2. Gradually Shift Bedtime Back
During the summer holiday, your child`s biological clock is, understandably, out of order because of the frequent staying up late. You need to reset this! To develop a healthy sleep pattern, it is recommended that you gradually move back your child’s bedtime by an hour every night, at least two before school starts, until your child is back to his proper bedtime routine. The appropriate bedtime is between 7:30 and 8:30 p.m. for most school-age children, based upon their wake-up time. Many experts believe that taking away even one hour of sleep from a healthy child may induce near-instant mood changes, and affect his ability to focus and function.
3. No technology before bedtime
Keep all electric devices—TVs, laptops, tablets, and cell phones out of your child`s bedroom, particularly at night. To prevent sleep disruption, turn off all screens at least one hour before bedtime. Do not leave any charging device in his room; even the nominal light emitted during charging can disrupt his sleep cycle.
4. Maintain a bedtime routine
Your child will do better when he knows what to expect; consistency is the key. Choose a relaxing activity to do just before sleeping (such as reading a short bedtime story), and make it part of his nightly routine. Do not fill the bed with toys, and remember to dim his bedroom`s light and keep it quiet.
5. Beware of Caffeine
Caffeine is a stimulant! It is found in many products such as fizzy drinks, coffee-based products, chocolate, and iced tea. Caffeine may remain in your child`s system for eight to 10 hours and interfere with his ability to have a peaceful sleep. It is wise to keep your child`s caffeine consumption to a minimum. Check the ingredient list on foods and beverages your child is consuming for any hidden caffeine.

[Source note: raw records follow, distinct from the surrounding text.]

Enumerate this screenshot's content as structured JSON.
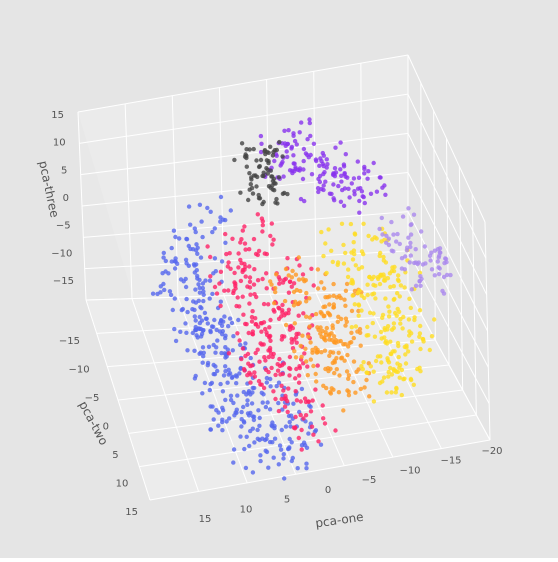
{
  "chart_data": {
    "type": "scatter",
    "projection": "3d",
    "title": "",
    "xlabel": "pca-one",
    "ylabel": "pca-two",
    "zlabel": "pca-three",
    "xlim": [
      -20,
      20
    ],
    "ylim": [
      -20,
      15
    ],
    "zlim": [
      -15,
      15
    ],
    "x_ticks": [
      "15",
      "10",
      "5",
      "0",
      "−5",
      "−10",
      "−15",
      "−20"
    ],
    "y_ticks": [
      "−15",
      "−10",
      "−5",
      "0",
      "5",
      "10",
      "15"
    ],
    "z_ticks": [
      "15",
      "10",
      "5",
      "0",
      "−5",
      "−10",
      "−15"
    ],
    "grid": true,
    "legend": "none",
    "background_color": "#e5e5e5",
    "series": [
      {
        "color": "#5566ee",
        "points": [
          [
            14,
            -2,
            2
          ],
          [
            13,
            4,
            0
          ],
          [
            12,
            8,
            -3
          ],
          [
            11,
            12,
            -6
          ],
          [
            10,
            10,
            -8
          ],
          [
            12,
            -6,
            4
          ],
          [
            9,
            14,
            -10
          ],
          [
            8,
            6,
            -4
          ],
          [
            13,
            0,
            3
          ],
          [
            11,
            3,
            -1
          ],
          [
            7,
            12,
            -9
          ],
          [
            6,
            9,
            -6
          ],
          [
            10,
            -4,
            2
          ],
          [
            9,
            1,
            -2
          ],
          [
            5,
            14,
            -12
          ],
          [
            4,
            10,
            -9
          ],
          [
            8,
            -8,
            6
          ],
          [
            12,
            6,
            1
          ],
          [
            3,
            12,
            -10
          ],
          [
            10,
            8,
            -5
          ]
        ]
      },
      {
        "color": "#ff2266",
        "points": [
          [
            6,
            -6,
            2
          ],
          [
            4,
            -4,
            0
          ],
          [
            2,
            -2,
            -2
          ],
          [
            5,
            0,
            -3
          ],
          [
            3,
            2,
            -5
          ],
          [
            1,
            4,
            -6
          ],
          [
            7,
            -2,
            0
          ],
          [
            0,
            0,
            -4
          ],
          [
            4,
            6,
            -8
          ],
          [
            2,
            8,
            -10
          ],
          [
            6,
            3,
            -6
          ],
          [
            -1,
            -4,
            -1
          ],
          [
            3,
            -8,
            3
          ],
          [
            5,
            4,
            -7
          ],
          [
            1,
            10,
            -11
          ]
        ]
      },
      {
        "color": "#ff9922",
        "points": [
          [
            -3,
            -4,
            -3
          ],
          [
            -5,
            -2,
            -5
          ],
          [
            -2,
            0,
            -6
          ],
          [
            -6,
            0,
            -7
          ],
          [
            -4,
            2,
            -8
          ],
          [
            -1,
            -6,
            -2
          ],
          [
            -7,
            -4,
            -4
          ],
          [
            -3,
            4,
            -9
          ],
          [
            -5,
            6,
            -10
          ],
          [
            -2,
            2,
            -7
          ]
        ]
      },
      {
        "color": "#ffdd22",
        "points": [
          [
            -10,
            -6,
            -2
          ],
          [
            -12,
            -4,
            -4
          ],
          [
            -9,
            -2,
            -5
          ],
          [
            -13,
            -2,
            -7
          ],
          [
            -11,
            0,
            -8
          ],
          [
            -8,
            -8,
            0
          ],
          [
            -14,
            -6,
            -3
          ],
          [
            -10,
            2,
            -9
          ],
          [
            -12,
            4,
            -10
          ],
          [
            -9,
            4,
            -11
          ],
          [
            -15,
            0,
            -8
          ],
          [
            -11,
            -8,
            1
          ]
        ]
      },
      {
        "color": "#8833ee",
        "points": [
          [
            -2,
            -14,
            10
          ],
          [
            -4,
            -13,
            9
          ],
          [
            -6,
            -12,
            8
          ],
          [
            -8,
            -14,
            9
          ],
          [
            -10,
            -13,
            7
          ],
          [
            -5,
            -15,
            11
          ],
          [
            -12,
            -12,
            6
          ],
          [
            -9,
            -11,
            6
          ]
        ]
      },
      {
        "color": "#aa88ee",
        "points": [
          [
            -16,
            -6,
            0
          ],
          [
            -17,
            -4,
            -1
          ],
          [
            -15,
            -8,
            2
          ],
          [
            -18,
            -5,
            -2
          ]
        ]
      },
      {
        "color": "#444444",
        "points": [
          [
            0,
            -14,
            9
          ],
          [
            1,
            -13,
            8
          ],
          [
            -1,
            -15,
            10
          ],
          [
            0,
            -12,
            7
          ]
        ]
      }
    ]
  }
}
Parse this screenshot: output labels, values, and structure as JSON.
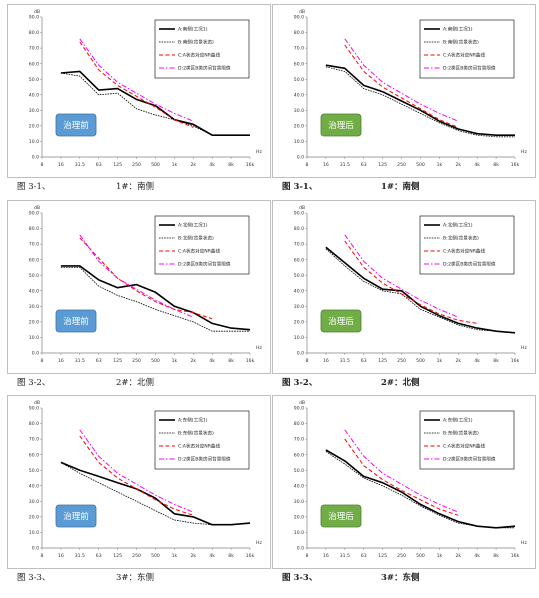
{
  "chart_data": [
    {
      "type": "line",
      "badge": "治理前",
      "caption": {
        "num": "图 3-1、",
        "name": "1#：南侧"
      },
      "y_unit": "dB",
      "x_unit": "Hz",
      "ylim": [
        0,
        90
      ],
      "ytick_labels": [
        "0.0",
        "10.0",
        "20.0",
        "30.0",
        "40.0",
        "50.0",
        "60.0",
        "70.0",
        "80.0",
        "90.0"
      ],
      "x": [
        "8",
        "16",
        "31.5",
        "63",
        "125",
        "250",
        "500",
        "1k",
        "2k",
        "4k",
        "8k",
        "16k"
      ],
      "series": [
        {
          "name": "A:南侧(工况1)",
          "values": [
            null,
            54,
            55,
            43,
            44,
            37,
            33,
            24,
            21,
            14,
            14,
            14
          ]
        },
        {
          "name": "B:南侧(背景状态)",
          "values": [
            null,
            54,
            52,
            40,
            41,
            31,
            27,
            24,
            20,
            14,
            14,
            14
          ]
        },
        {
          "name": "C:A状态对应NR曲线",
          "values": [
            null,
            null,
            74,
            56,
            46,
            39,
            32,
            24,
            19,
            null,
            null,
            null
          ]
        },
        {
          "name": "D:2类区B类房间背景限值",
          "values": [
            null,
            null,
            76,
            59,
            48,
            41,
            34,
            28,
            23,
            null,
            null,
            null
          ]
        }
      ]
    },
    {
      "type": "line",
      "badge": "治理后",
      "caption": {
        "num": "图 3-1、",
        "name": "1#：南侧"
      },
      "y_unit": "dB",
      "x_unit": "Hz",
      "ylim": [
        0,
        90
      ],
      "ytick_labels": [
        "0.0",
        "10.0",
        "20.0",
        "30.0",
        "40.0",
        "50.0",
        "60.0",
        "70.0",
        "80.0",
        "90.0"
      ],
      "x": [
        "8",
        "16",
        "31.5",
        "63",
        "125",
        "250",
        "500",
        "1k",
        "2k",
        "4k",
        "8k",
        "16k"
      ],
      "series": [
        {
          "name": "A:南侧(工况1)",
          "values": [
            null,
            59,
            57,
            46,
            42,
            36,
            30,
            23,
            18,
            15,
            14,
            14
          ]
        },
        {
          "name": "B:南侧(背景状态)",
          "values": [
            null,
            58,
            55,
            44,
            40,
            34,
            28,
            22,
            17,
            14,
            13,
            13
          ]
        },
        {
          "name": "C:A状态对应NR曲线",
          "values": [
            null,
            null,
            72,
            55,
            45,
            38,
            31,
            24,
            19,
            null,
            null,
            null
          ]
        },
        {
          "name": "D:2类区B类房间背景限值",
          "values": [
            null,
            null,
            76,
            59,
            48,
            41,
            34,
            28,
            23,
            null,
            null,
            null
          ]
        }
      ]
    },
    {
      "type": "line",
      "badge": "治理前",
      "caption": {
        "num": "图 3-2、",
        "name": "2#：北侧"
      },
      "y_unit": "dB",
      "x_unit": "Hz",
      "ylim": [
        0,
        90
      ],
      "ytick_labels": [
        "0.0",
        "10.0",
        "20.0",
        "30.0",
        "40.0",
        "50.0",
        "60.0",
        "70.0",
        "80.0",
        "90.0"
      ],
      "x": [
        "8",
        "16",
        "31.5",
        "63",
        "125",
        "250",
        "500",
        "1k",
        "2k",
        "4k",
        "8k",
        "16k"
      ],
      "series": [
        {
          "name": "A:北侧(工况1)",
          "values": [
            null,
            56,
            56,
            47,
            42,
            44,
            39,
            30,
            26,
            19,
            16,
            15
          ]
        },
        {
          "name": "B:北侧(背景状态)",
          "values": [
            null,
            55,
            55,
            43,
            37,
            33,
            28,
            24,
            20,
            14,
            14,
            14
          ]
        },
        {
          "name": "C:A状态对应NR曲线",
          "values": [
            null,
            null,
            74,
            61,
            48,
            40,
            33,
            28,
            26,
            22,
            null,
            null
          ]
        },
        {
          "name": "D:2类区B类房间背景限值",
          "values": [
            null,
            null,
            76,
            59,
            48,
            41,
            34,
            28,
            23,
            null,
            null,
            null
          ]
        }
      ]
    },
    {
      "type": "line",
      "badge": "治理后",
      "caption": {
        "num": "图 3-2、",
        "name": "2#：北侧"
      },
      "y_unit": "dB",
      "x_unit": "Hz",
      "ylim": [
        0,
        90
      ],
      "ytick_labels": [
        "0.0",
        "10.0",
        "20.0",
        "30.0",
        "40.0",
        "50.0",
        "60.0",
        "70.0",
        "80.0",
        "90.0"
      ],
      "x": [
        "8",
        "16",
        "31.5",
        "63",
        "125",
        "250",
        "500",
        "1k",
        "2k",
        "4k",
        "8k",
        "16k"
      ],
      "series": [
        {
          "name": "A:北侧(工况1)",
          "values": [
            null,
            68,
            58,
            48,
            41,
            40,
            30,
            24,
            19,
            16,
            14,
            13
          ]
        },
        {
          "name": "B:北侧(背景状态)",
          "values": [
            null,
            67,
            56,
            46,
            40,
            38,
            28,
            23,
            18,
            15,
            14,
            13
          ]
        },
        {
          "name": "C:A状态对应NR曲线",
          "values": [
            null,
            null,
            72,
            55,
            45,
            38,
            31,
            25,
            21,
            19,
            null,
            null
          ]
        },
        {
          "name": "D:2类区B类房间背景限值",
          "values": [
            null,
            null,
            76,
            59,
            48,
            41,
            34,
            28,
            23,
            null,
            null,
            null
          ]
        }
      ]
    },
    {
      "type": "line",
      "badge": "治理前",
      "caption": {
        "num": "图 3-3、",
        "name": "3#：东侧"
      },
      "y_unit": "dB",
      "x_unit": "Hz",
      "ylim": [
        0,
        90
      ],
      "ytick_labels": [
        "0.0",
        "10.0",
        "20.0",
        "30.0",
        "40.0",
        "50.0",
        "60.0",
        "70.0",
        "80.0",
        "90.0"
      ],
      "x": [
        "8",
        "16",
        "31.5",
        "63",
        "125",
        "250",
        "500",
        "1k",
        "2k",
        "4k",
        "8k",
        "16k"
      ],
      "series": [
        {
          "name": "A:东侧(工况1)",
          "values": [
            null,
            55,
            50,
            46,
            42,
            38,
            32,
            22,
            20,
            15,
            15,
            16
          ]
        },
        {
          "name": "B:东侧(背景状态)",
          "values": [
            null,
            55,
            48,
            42,
            36,
            30,
            24,
            18,
            16,
            15,
            15,
            16
          ]
        },
        {
          "name": "C:A状态对应NR曲线",
          "values": [
            null,
            null,
            72,
            55,
            45,
            38,
            31,
            25,
            21,
            null,
            null,
            null
          ]
        },
        {
          "name": "D:2类区B类房间背景限值",
          "values": [
            null,
            null,
            76,
            59,
            48,
            41,
            34,
            28,
            23,
            null,
            null,
            null
          ]
        }
      ]
    },
    {
      "type": "line",
      "badge": "治理后",
      "caption": {
        "num": "图 3-3、",
        "name": "3#：东侧"
      },
      "y_unit": "dB",
      "x_unit": "Hz",
      "ylim": [
        0,
        90
      ],
      "ytick_labels": [
        "0.0",
        "10.0",
        "20.0",
        "30.0",
        "40.0",
        "50.0",
        "60.0",
        "70.0",
        "80.0",
        "90.0"
      ],
      "x": [
        "8",
        "16",
        "31.5",
        "63",
        "125",
        "250",
        "500",
        "1k",
        "2k",
        "4k",
        "8k",
        "16k"
      ],
      "series": [
        {
          "name": "A:东侧(工况1)",
          "values": [
            null,
            63,
            56,
            46,
            42,
            36,
            28,
            22,
            17,
            14,
            13,
            14
          ]
        },
        {
          "name": "B:东侧(背景状态)",
          "values": [
            null,
            62,
            54,
            45,
            40,
            34,
            27,
            21,
            16,
            14,
            13,
            13
          ]
        },
        {
          "name": "C:A状态对应NR曲线",
          "values": [
            null,
            null,
            70,
            53,
            44,
            37,
            31,
            25,
            21,
            null,
            null,
            null
          ]
        },
        {
          "name": "D:2类区B类房间背景限值",
          "values": [
            null,
            null,
            76,
            59,
            48,
            41,
            34,
            28,
            23,
            null,
            null,
            null
          ]
        }
      ]
    }
  ],
  "colors": {
    "series_a": "#000000",
    "series_b": "#000000",
    "series_c": "#ff0000",
    "series_d": "#ff00ff",
    "badge_before": "#5b9bd5",
    "badge_after": "#70ad47"
  }
}
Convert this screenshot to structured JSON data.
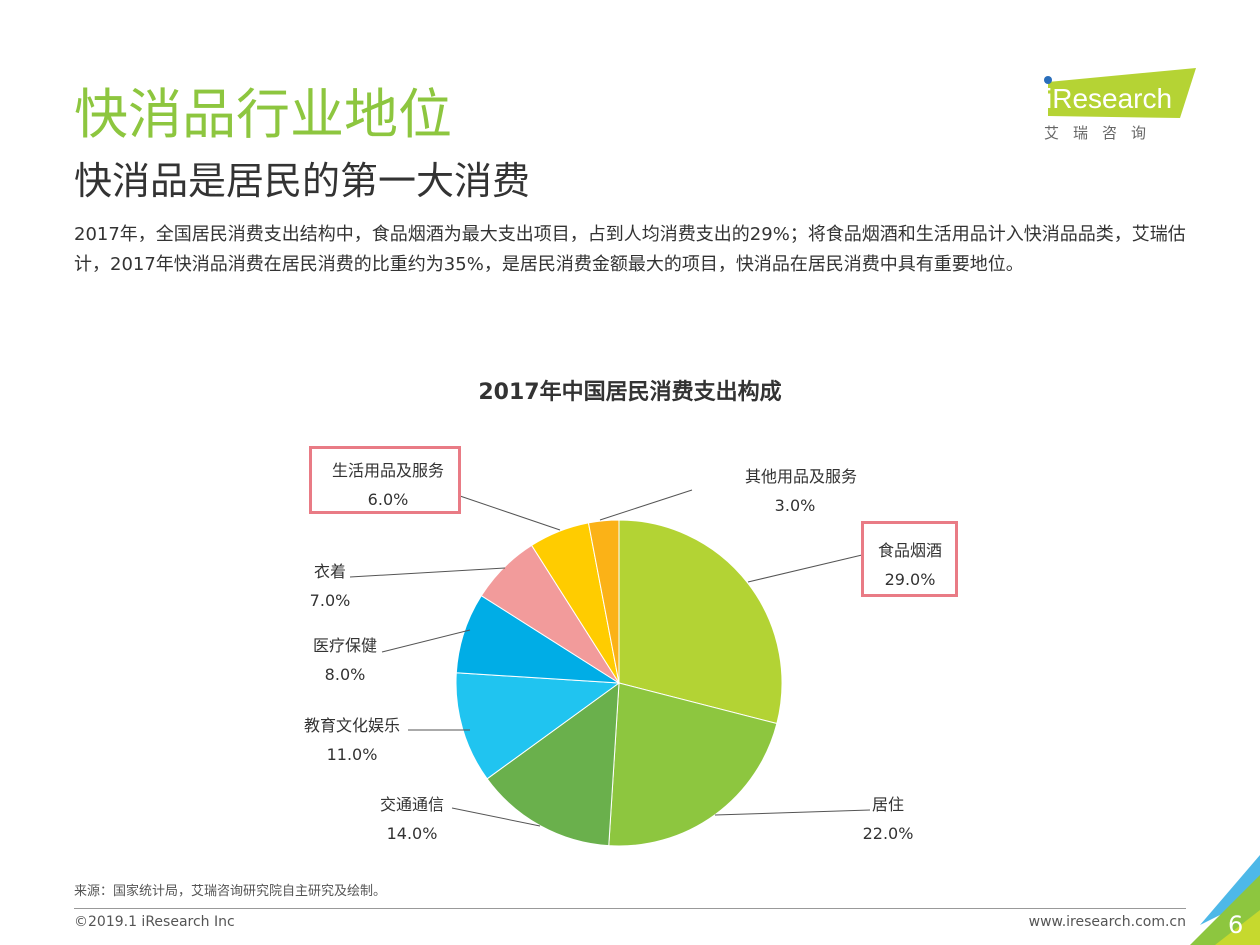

You might take the matter lightly, or even be tempted to think that your child can cope quite well with a few skipped hours here and there. Nevertheless, all children flourish on a regular bedtime routine. Habitual lack of proper sleep often leads to an array of challenging behaviours and weak school performance. Children who get enough sleep have a healthier immune system, with better response, memory, and mental functioning. So, are you sending your child off to bed early enough?
We wish your splendid child a successful, thriving, and healthy academic year.